People often tell me that I will never go farer than being in my kitchen. I say I will change the perception because I will show that I also can do what men can. They laugh at me. I never laugh at them. I just do what a man does. They say I’m acting like a boy. I say I am still a girl. They say a girl who comes from a poor family should not even think of getting high education because it would be such a waste of time. They pointed at my eldest sister who quit school at grade 4 and my second sister who failed “grade 12”exam, ended up helping my mother with a small business. They asked what I was doing and why I didn’t see that girls had no future rather than being a housewife. I say I will never quit school because I am a girl. My mother, illiterate, taught me every rule to be a good girl. I should not talk or laugh loudly. My teeth should not be seen while laughing. My walk should not be heard. I should not question much, but listen. I asked her why. She said it was the tradition. “Do men have to do so?’’ I asked. She said no. I told her I would not follow the tradition that made me unequal to men. She got fainted. When I got a scholarship to study abroad, my parents did not want me to go. I told them that I needed to go, to bring changes. My mom asked me why I had to bring changes. I said, “Because I am a girl.” I left. She cried. People watched. I came home to do a summer project, and gave a speech about being a female leader. I talked about how women should be treated, and what the tradition really meant. Many men did not like the speech; but you know what? They went home, told their daughters, “Go to school sweetheart, I’ll do the cooking and the dishes.” To my mom, I wish you could understand that I am born to be equal. To everyone, “A girl is still a person. Why shouldn’t she be treated equally?”
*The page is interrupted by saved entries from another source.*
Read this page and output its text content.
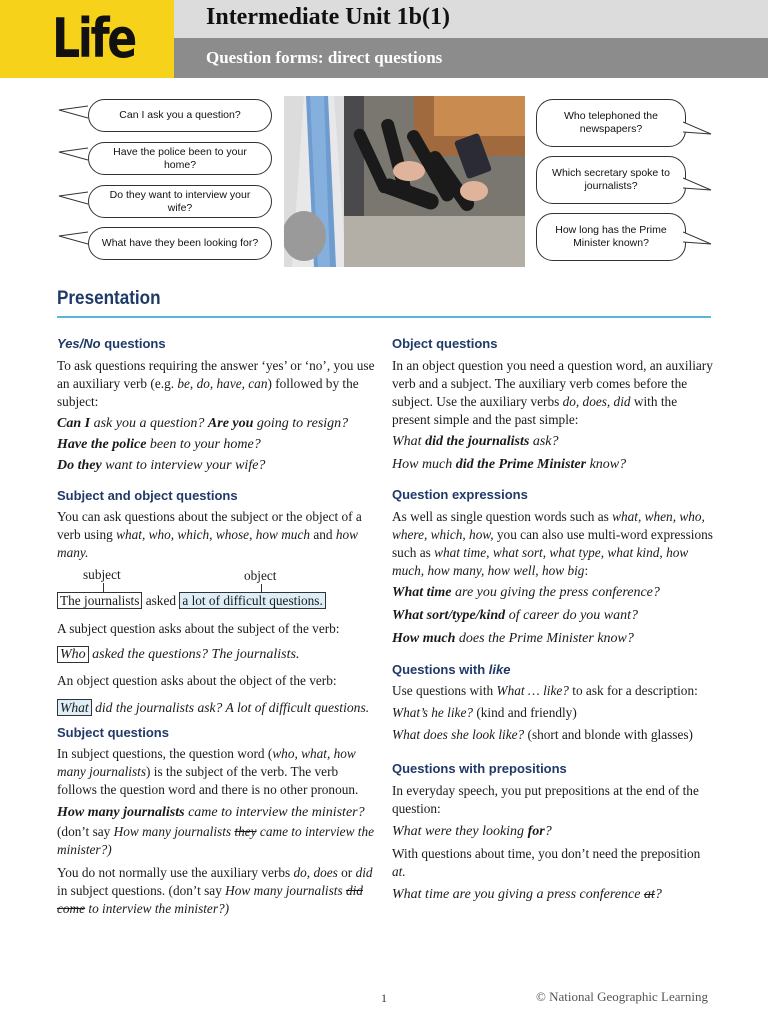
Life	Intermediate Unit 1b(1)
Question forms: direct questions
Can I ask you a question?
Have the police been to your home?
Do they want to interview your wife?
What have they been looking for?
Who telephoned the newspapers?
Which secretary spoke to journalists?
How long has the Prime Minister known?
Presentation
Yes/No questions
To ask questions requiring the answer ‘yes’ or ‘no’, you use an auxiliary verb (e.g. be, do, have, can) followed by the subject:
Can I ask you a question? Are you going to resign?
Have the police been to your home?
Do they want to interview your wife?
Subject and object questions
You can ask questions about the subject or the object of a verb using what, who, which, whose, how much and how many.
subject	object
The journalists asked a lot of difficult questions.
A subject question asks about the subject of the verb:
Who asked the questions? The journalists.
An object question asks about the object of the verb:
What did the journalists ask? A lot of difficult questions.
Subject questions
In subject questions, the question word (who, what, how many journalists) is the subject of the verb. The verb follows the question word and there is no other pronoun.
How many journalists came to interview the minister?
(don’t say How many journalists they came to interview the minister?)
You do not normally use the auxiliary verbs do, does or did in subject questions. (don’t say How many journalists did come to interview the minister?)
Object questions
In an object question you need a question word, an auxiliary verb and a subject. The auxiliary verb comes before the subject. Use the auxiliary verbs do, does, did with the present simple and the past simple:
What did the journalists ask?
How much did the Prime Minister know?
Question expressions
As well as single question words such as what, when, who, where, which, how, you can also use multi-word expressions such as what time, what sort, what type, what kind, how much, how many, how well, how big:
What time are you giving the press conference?
What sort/type/kind of career do you want?
How much does the Prime Minister know?
Questions with like
Use questions with What … like? to ask for a description:
What’s he like? (kind and friendly)
What does she look like? (short and blonde with glasses)
Questions with prepositions
In everyday speech, you put prepositions at the end of the question:
What were they looking for?
With questions about time, you don’t need the preposition at.
What time are you giving a press conference at?
1	© National Geographic Learning
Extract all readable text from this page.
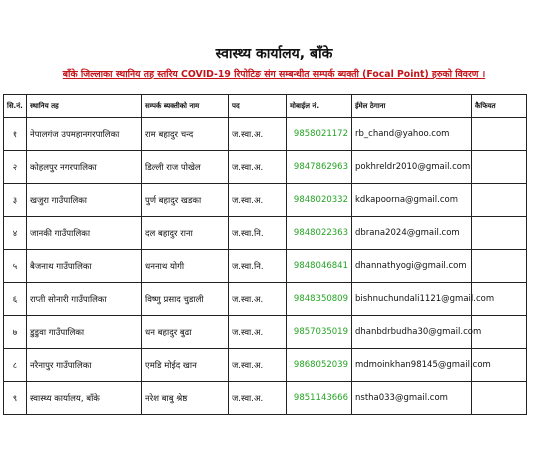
स्वास्थ्य कार्यालय, बाँके
बाँके जिल्लाका स्थानिय तह स्तरिय COVID-19 रिपोटिङ संग सम्बन्धीत सम्पर्क ब्यक्ती (Focal Point) हरुको विवरण ।
सि.नं.	स्थानिय तह	सम्पर्क ब्यक्तीको नाम	पद	मोबाईल नं.	ईमेल ठेगाना	कैफियत
१	नेपालगंज उपमहानगरपालिका	राम बहादुर चन्द	ज.स्वा.अ.	9858021172	rb_chand@yahoo.com	
२	कोहलपुर नगरपालिका	डिल्ली राज पोखेल	ज.स्वा.अ.	9847862963	pokhreldr2010@gmail.com	
३	खजुरा गाउँपालिका	पुर्ण बहादुर खडका	ज.स्वा.अ.	9848020332	kdkapoorna@gmail.com	
४	जानकी गाउँपालिका	दल बहादुर राना	ज.स्वा.नि.	9848022363	dbrana2024@gmail.com	
५	बैजनाथ गाउँपालिका	धननाथ योगी	ज.स्वा.नि.	9848046841	dhannathyogi@gmail.com	
६	राप्ती सोनारी गाउँपालिका	विष्णु प्रसाद चुडाली	ज.स्वा.अ.	9848350809	bishnuchundali1121@gmail.com	
७	डुडुवा गाउँपालिका	धन बहादुर बुढा	ज.स्वा.अ.	9857035019	dhanbdrbudha30@gmail.com	
८	नरैनापुर गाउँपालिका	एमडि मोईद खान	ज.स्वा.अ.	9868052039	mdmoinkhan98145@gmail.com	
९	स्वास्थ्य कार्यालय, बाँके	नरेश बाबु श्रेष्ठ	ज.स्वा.अ.	9851143666	nstha033@gmail.com	
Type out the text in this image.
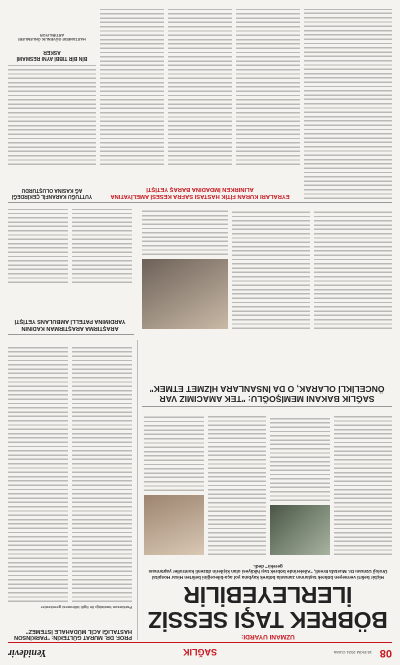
08
18 EKİM 2024 CUMA
SAĞLIK
Yenidevir
UZMANI UYARDI:
BÖBREK TAŞI SESSİZ
İLERLEYEBİLİR
Hiçbir belirti vermeyen böbrek taşlarının zamanla böbrek kaybına yol aça-bileceğini belirten Hisar Hospital Üroloji Uzmanı Dr. Mustafa Erenli, "Ailelerinde böbrek taşı hikâyesi olan kişilerin düzenli kontroller yaptırması gerekir" dedi.
PROF. DR. MURAT GÜLTEKİN: "PARKİNSON HASTALIĞI ACİL MÜDAHALE İSTEMEZ"
Parkinson hastalığı ile ilgili bilinmesi gerekenler
SAĞLIK BAKANI MEMİŞOĞLU: "TEK AMACIMIZ VAR ÖNCELİKLİ OLARAK, O DA İNSANLARA HİZMET ETMEK"
ARAŞTIRMA ARAŞTIRMAN KADININ YARDIMINA PATELLİ AMBULANS YETİŞTİ
EYRALARI KURAN FİTİK HASTASI SAFRA KESESİ AMELİYATINA ALINIRKEN İMDADINA BARAŞ YETİŞTİ
YUTTUĞU KARANFİL ÇEKİRDEĞİ AĞ KASINA OLUŞTURDU
BİN BİR TIBBİ AYNI RESMAMİ ASKER
HASTANEDE GÜVENLİK ÖNLEMLERİ ARTIRILIYOR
Take action! This post was submitted in response to My Story: Standing Up .

Comment on this Post


Dear Saren,

Thanks so much for sharing your powerful article to us! It is really true that my relatives also said to me when I was in secondary school. Thus I have been encouraged from my beloved parents that daughter pls don't care what people said to you - the best thing and will in your life is Education. So I have never made my parents hopeless and I want to show the other people that even I am a poor girl from a poor family but I have dream and vision to make change.

I have been so moved after reading your article - I found your passion and strength...keep up your good work!



Regards, Sarvina from Cambodia VOF 2011 Correspondent

Thanks a lot bong Sarvina for your comment! Frankly, you're one of my inspirations. Reading your story, I've felt less a lone. Very glad to know you!

Dear Saren,

The lines "They say I’m acting like a boy. I say I am still a girl" could make headlines. Where did you find the inner strength to question the tradition of your family and your culture in order to stand up for girls' education and for equal opportunity for women.

Keep up your good work. I send you positive energy.

Your sister,


Jan Askin

Thanks Jan for your helpful comment. I also think the line you recommend is better to be the headline, so I changed. My inner strength came first when I learned that my mother had been awfully criticized by my father's relatives. I felt humilated for my mother, and so I told myself that I had to study no matter what. Then I saw women outside my home suffering much more such as one of my cousins. She's cursed, violated by her husband, also because she depended on him. Thus I realized that women in my country were undervalued. I told myself I had to do sth at that time.

Thanks for reading! Frankly, I think I'm not brave enough yet. I know I have to find some more strengths to be able to speak up more because only few people have heard my voice at the moment.


I am at my work place looking for inspiration for a a paper work and I read you.... wow, i have tears in my eyes, about the reality women live in all around the world and for all those voices that will never be heard. But i am smiling like and idiot for all the voices, as unique as strong as yours. I think your mom understands you, maybe is just afraid to admit that she is born equal too, what would that conviction bring into her world?

I wish you all the best!!!

Like minded fellow being



Yeah, maybe my mum does understand me thought it's not whole. I'll always be at her side to help her out. Thanks for your wonderful comment and the wish! Best of luck with your paper!

I'm so glad that you did not give up and that you have helped others to believe they have options as well! I think your story was great and thank you so much for sharing!!!

Sally Smith

Dear Saren,

When I read your story, I have more energy to struggle for change, Me too I just think that after I have two sons, my duty is not far from kitchen and house work, I will not have any energy less to peruse my education as I dream to be best writer Educator. now I see you have build my strength.

While I write to you is the time that I need to bring food to my love kids who wait me to go back home from working break at noon.

Thanks for your shearing your story



I don't know if I can do better than you if I'm in your condition. Honestly, I've never been in a kitchen yet. Picture you writing this comment to me, and bringing food to your children, i dont feel like you're just a woman, but one of the best mothers and wives, because you're doing both important tasks to prove that women are more than just housewies. Thanks for your truthful comment.